Hall of Fame
Hall of Fame
Harvard Athletic Achievements
Hall of Fame
Remembering Harvard Athletics
I first offer many thanks to the Harvard Varsity Club. I am deeply honored to have been asked to join the ranks of such an august group of Harvard athletes, many of whom have been, and continue to be, persons I admire greatly.
Rowing for Harvard is a privilege and I am here tonight because of many people. Nevertheless, there are a few persons, in particular, that I shall mention. I thank David Swift, head boys crew coach while I was at Brooks School, for teaching me how to row and race hard. Bill Poirot, my football coach at Brooks, taught me the importance of intense preparation and flawless execution. The tenacious Harvard 2F, JV and 3V heavyweight armada is, in my view, a critical factor in the continued success of Harvard rowing and I thank them for relentlessly challenging the 1F and Varsity boats in every practice, on every stretch of water and on every ergometer test. The Friends of Harvard Rowing underwrote all of our campaigns (which were many), allowing us to race worthy opponents both near and far. I remain grateful for their support of our crews and, especially, for their sponsorship of the best two weeks of the season – Red Top. I am extremely fortunate to have been a member of three outstanding crews (1986 1F, 1987 and 1988 heavyweight Varsities), consisting of a collection of not only great men but also great friends, who maintained high standards and even higher expectations. Your fierce determination allowed us to achieve great success and, therefore, I say to you individually, and collectively, thank you.
Special recognition goes to my two Harvard rowing coaches: Harry Parker and Ted Washburn. My Harvard rowing campaign began under the authoritative rule of Ted, who so definitively crystallized the spirit of CREW ’89 during our freshman year through brutal conditioning and disciplined coaching. Hardly a day goes by, even now, without some of his observations coming to mind – “… you are what you settle for …,” or “… anybody can row the first thousand.” I am grateful for Ted’s effectiveness, as we went undefeated freshman year. For the next three years, I had the opportunity, and privilege, to row for Harry. Harry made things simple: thoughtfully prepare and intensely condition yourself over the course of the year, race very hard and success will follow. The ups and downs experienced along the way preparing for the racing season seemed small prices to pay because we knew that if we performed as well as we had been coached, we would go fast and win races. Harry’s ability to enable us to achieve performance levels beyond our potential was (and I am sure remains) remarkable. I said, when interviewed for the Harvard-Yale Regatta program in 1989, that “…we love rowing for Harvard and have enjoyed the challenges of rowing for Harvard.
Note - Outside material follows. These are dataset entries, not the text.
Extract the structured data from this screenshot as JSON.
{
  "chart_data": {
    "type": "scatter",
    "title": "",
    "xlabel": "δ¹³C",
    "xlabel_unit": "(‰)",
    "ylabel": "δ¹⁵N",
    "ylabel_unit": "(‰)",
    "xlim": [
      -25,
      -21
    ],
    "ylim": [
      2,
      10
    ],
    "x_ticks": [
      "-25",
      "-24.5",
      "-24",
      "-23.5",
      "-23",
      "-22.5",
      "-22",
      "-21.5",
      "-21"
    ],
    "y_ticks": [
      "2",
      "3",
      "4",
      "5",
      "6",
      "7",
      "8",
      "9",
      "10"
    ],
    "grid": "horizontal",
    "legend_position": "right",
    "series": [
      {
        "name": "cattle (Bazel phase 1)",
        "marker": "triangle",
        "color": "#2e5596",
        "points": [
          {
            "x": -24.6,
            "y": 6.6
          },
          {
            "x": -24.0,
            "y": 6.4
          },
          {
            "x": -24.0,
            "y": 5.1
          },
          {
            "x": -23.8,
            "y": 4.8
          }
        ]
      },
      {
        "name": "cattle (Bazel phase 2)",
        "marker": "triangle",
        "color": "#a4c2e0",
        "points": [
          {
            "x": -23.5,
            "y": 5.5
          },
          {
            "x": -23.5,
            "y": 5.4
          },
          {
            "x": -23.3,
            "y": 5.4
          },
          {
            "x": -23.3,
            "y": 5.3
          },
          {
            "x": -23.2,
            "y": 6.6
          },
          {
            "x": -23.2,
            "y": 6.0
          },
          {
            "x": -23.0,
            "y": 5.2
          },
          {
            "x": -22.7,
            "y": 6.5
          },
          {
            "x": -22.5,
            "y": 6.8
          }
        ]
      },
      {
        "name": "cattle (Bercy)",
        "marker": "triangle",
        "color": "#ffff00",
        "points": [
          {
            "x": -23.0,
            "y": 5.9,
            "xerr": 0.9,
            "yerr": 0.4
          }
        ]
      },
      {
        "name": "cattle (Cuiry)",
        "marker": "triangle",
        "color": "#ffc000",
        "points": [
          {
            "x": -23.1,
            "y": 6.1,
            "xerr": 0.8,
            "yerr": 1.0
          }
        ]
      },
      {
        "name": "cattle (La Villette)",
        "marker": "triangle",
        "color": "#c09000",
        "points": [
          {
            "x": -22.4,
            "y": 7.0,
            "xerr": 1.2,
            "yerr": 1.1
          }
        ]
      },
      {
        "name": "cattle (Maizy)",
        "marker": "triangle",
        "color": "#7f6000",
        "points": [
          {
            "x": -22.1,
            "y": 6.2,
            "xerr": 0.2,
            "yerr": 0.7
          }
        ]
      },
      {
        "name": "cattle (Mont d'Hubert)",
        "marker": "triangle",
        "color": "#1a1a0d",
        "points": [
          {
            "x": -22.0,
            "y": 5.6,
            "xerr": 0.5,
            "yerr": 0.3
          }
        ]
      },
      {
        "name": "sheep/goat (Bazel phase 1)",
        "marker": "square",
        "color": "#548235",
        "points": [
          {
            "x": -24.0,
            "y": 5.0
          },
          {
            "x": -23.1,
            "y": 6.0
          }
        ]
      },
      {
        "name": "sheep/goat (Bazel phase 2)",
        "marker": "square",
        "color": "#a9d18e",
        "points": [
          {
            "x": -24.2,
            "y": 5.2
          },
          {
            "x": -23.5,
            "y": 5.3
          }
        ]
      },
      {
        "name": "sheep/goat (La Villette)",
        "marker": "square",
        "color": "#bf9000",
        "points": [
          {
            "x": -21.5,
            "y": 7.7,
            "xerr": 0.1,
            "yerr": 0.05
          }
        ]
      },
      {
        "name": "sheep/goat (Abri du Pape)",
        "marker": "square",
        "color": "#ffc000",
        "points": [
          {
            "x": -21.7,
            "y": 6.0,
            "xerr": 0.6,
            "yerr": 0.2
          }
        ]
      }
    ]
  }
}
We take great pride in representing Harvard, and that always helps us when we go to the line.” After 17 years of reflection, I easily substitute Harry for Harvard.
A few highlights from many cherished memories of my Harvard rowing experience include:
• Winning the Sprints in 1986 by over a length of open water only days after Ted told us that we were the slowest freshman boat he had ever coached. I told you Ted was effective!
• Sweeping Yale in the 1986 Harvard-Yale Regatta (first time in many years). Our freshman boat win of 30+ seconds set the tone for the racing that day and the celebration during the season-end banquet that evening.
• Winning the San Diego Crew Classic in 1987 (my first Varsity race and the first of the year) with our wooden training oars, a borrowed boat more suitable for a lightweight crew, and a rating that never exceeded 34 strokes per minute after the first fifteen strokes of the race.
• Winning the National Championships in 1987 after rebuilding the Varsity boat (a.k.a. seat racing) through final exam period and during Red Top. With no more than one-half of a boat length between Brown and us the whole way down the course, we beat them by three feet and set a course record. I will never forget the feeling of strength and confidence we established in the first 500 meters of that race.
• Winning the Sprints in 1988 while sitting in the 5 seat as part of a stern four combination (Rusher at 6, Schuller at 7 and Amory at stroke) that was undefeated freshman year and whenever Harry decided to reassemble us in the Varsity boat.
• Winning the National Championships in 1988 after sweeping Yale at the Harvard-Yale Regatta a week earlier and having the sense to realize that I was fortunate to be a part of something very special – a championship Harvard Varsity heavyweight crew.
Finally, I thank Harvard College for giving me the opportunity to earn a membership in such a storied athletic tradition. I am, and will always be, extremely proud to have been a Harvard Varsity heavyweight oarsman.